If x^3 + y^3 = z^3, show that one of x,y,z is divisible by 7
Just wondering if someone can show me how to do this problem, so I can understand how to do it thanks.
The question assumes that x,y and z are integers. So, by Fermat's Last Theorum(FLM) there are no solutions to the equation, ie no solution divisible by 7.
"FLM:There exists no solutions to the equation x^n +y ^n = z^n for n>2, x,y,z are integers and xyz≠0
It is a strange question, or have I missed something?

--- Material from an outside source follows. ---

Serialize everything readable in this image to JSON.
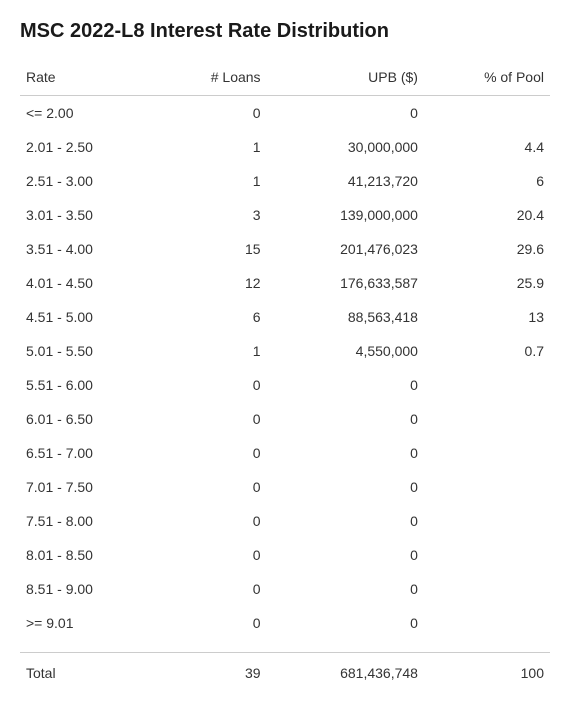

note that 0^{3} + 1^{3} = 1^{3} is a solution, and that 0 is divisible by 7.
another solution is (-a)^{3} + a^{3} = 0^{3} (again, 0 is divisible by 7).
this is not a special case of FLT.
emakarov's suggestion is pertinent, here, let's look at the cubes (mod 7):
0^{3} = 0 (mod 7)
1^{3} = 1 (mod 7)
2^{3} = 1 (mod 7)
3^{3} = 6 (mod 7)
4^{3} = 1 (mod 7)
5^{3} = 6 (mod 7)
6^{3} = 6 (mod 7).
since x^{3} + y^{3} = z^{3}, z^{3} = 0,1, or 6 (mod 7).
since if z^{3} = 0 (mod 7) there is nothing to prove, assume that z^{3} = 1 or 6 (mod 7). then we have just two cases:
z^{3} = 1 (mod 7).
checking the possibilities (mod 7) we have:
0+0 = 0
0+1 = 1 <--this works, so x^{3} = 0 (mod 7), thus x = 0 (mod 7) (since the only thing (mod 7) when cubed that gives 0, is 0).
0+6 = 6
1+1 = 2
1+6 = 0
6+6 = 5
(this is all we need to consider since addition mod 7 is commutative).
for z^{3} = 6 there is also just one possibility:
0+6 = 6
here, again x^{3} = 0 (mod 7), so x = 0 (mod 7).